C’est par le truchement du bénévolat, exercé pendant plusieurs années, qu’il a découvert l’activité touristique, le métier de guide. Il s’est formé seul, en lisant des ouvrages, en effectuant des recherches, en interrogeant des habitants et en se baladant dans le quartier. Il a aussi bénéficié, nous a-t-il confié, de l’expérience de certains anciens guides des offices publics de tourisme, en particulier de l’Onat. Sa carte de visite indique qu’il est guide touristique. Il organise des visites dans la Casbah d’Alger, mais aussi en directions de Tipaza et de Cherchell. « On veut relancer le tourisme à la Casbah qui a, de tout temps, était un quartier apprécié par les touristes, algériens et étrangers confondus », relève Yacine Boushaki.

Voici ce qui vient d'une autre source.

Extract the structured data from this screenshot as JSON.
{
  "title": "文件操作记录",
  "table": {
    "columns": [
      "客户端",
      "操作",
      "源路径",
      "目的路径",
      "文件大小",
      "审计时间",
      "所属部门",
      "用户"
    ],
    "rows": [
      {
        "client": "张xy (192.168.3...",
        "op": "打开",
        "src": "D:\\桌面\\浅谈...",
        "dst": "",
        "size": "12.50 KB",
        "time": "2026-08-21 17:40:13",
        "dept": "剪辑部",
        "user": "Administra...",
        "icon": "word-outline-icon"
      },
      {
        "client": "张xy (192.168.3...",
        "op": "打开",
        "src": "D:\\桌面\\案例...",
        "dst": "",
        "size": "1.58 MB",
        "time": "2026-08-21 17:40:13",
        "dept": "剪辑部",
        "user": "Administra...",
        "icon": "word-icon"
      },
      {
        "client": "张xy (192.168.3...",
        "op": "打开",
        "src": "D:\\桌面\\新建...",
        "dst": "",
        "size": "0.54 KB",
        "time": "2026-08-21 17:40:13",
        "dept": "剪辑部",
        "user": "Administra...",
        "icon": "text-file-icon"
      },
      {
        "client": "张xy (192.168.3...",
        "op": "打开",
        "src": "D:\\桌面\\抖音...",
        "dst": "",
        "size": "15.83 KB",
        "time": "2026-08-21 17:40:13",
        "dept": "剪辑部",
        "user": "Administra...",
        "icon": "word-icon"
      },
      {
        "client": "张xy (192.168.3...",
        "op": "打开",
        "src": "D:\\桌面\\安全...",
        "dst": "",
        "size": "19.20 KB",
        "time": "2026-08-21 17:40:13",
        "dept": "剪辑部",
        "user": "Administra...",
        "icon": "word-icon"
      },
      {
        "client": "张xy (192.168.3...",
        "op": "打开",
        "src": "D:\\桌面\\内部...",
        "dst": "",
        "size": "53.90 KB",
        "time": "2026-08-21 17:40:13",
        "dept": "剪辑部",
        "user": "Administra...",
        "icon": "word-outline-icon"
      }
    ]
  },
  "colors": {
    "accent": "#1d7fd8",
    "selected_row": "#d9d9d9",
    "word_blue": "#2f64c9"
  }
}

Ça reprend, mais timidement

« 60% des visiteurs sont des Algérois qui ne connaissent pas la Casbah, 20% sont des Algériens de l’intérieur du pays et 20% sont des binationaux. Les étrangers ne représentent, pour le moment, qu’à peine 10% des visiteurs », selon ses estimations. Mais, leur nombre accroît au fil des mois et des ans. Évidemment, le climat ambiant, caractérisé par le retour de la sécurité, accompagné par l’adhésion et la participation des habitants, sont pour beaucoup dans la reprise, timide il est vrai, de l’activité touristique. « Le tourisme a commencé déjà à avoir des retombées bénéfiques sur les activités économiques, commerciales, artisanales et culturelles », selon lui.

Relancer le tourisme dans la cité des Béni-Mezghenna, c’est aussi la mission, le but que s’est fixé l’agence Casbah Events. « Nous voulons apporter notre contribution afin que le bien culturel que constitue la Casbah d’Alger reste une attraction touristique exclusive. Nous voulons contribuer à la préservation du site historique de la Casbah », peut-on lire sur son site internet. D’autres sites et agences ont emboîté le pas aux premiers « guides éclaireurs » du quartier. Des organismes publics du secteur du tourisme, des administrations et des agences de voyages et de tourisme font parfois appel aux services des guides privés, qui sont en permanence sur le terrain, pour accompagner leurs clients, selon M. Rezala.

Cependant, la collaboration entre les deux parties reste timide pour l’instant. Elle est vraisemblablement appelée à se développer, estime-t-on d’un côté comme de l’autre. « Parce que les offices et organismes publics en charge de l’activité et du développement du secteur ne peuvent pas se permettre d’avoir une flopée de guides salariés permanents. Donc, ils devraient recourir aux guides privés. Comme cela se passe sous d’autres cieux », estime Nadia, binationale, rencontrée à la Haute Casbah avec des amis algérois.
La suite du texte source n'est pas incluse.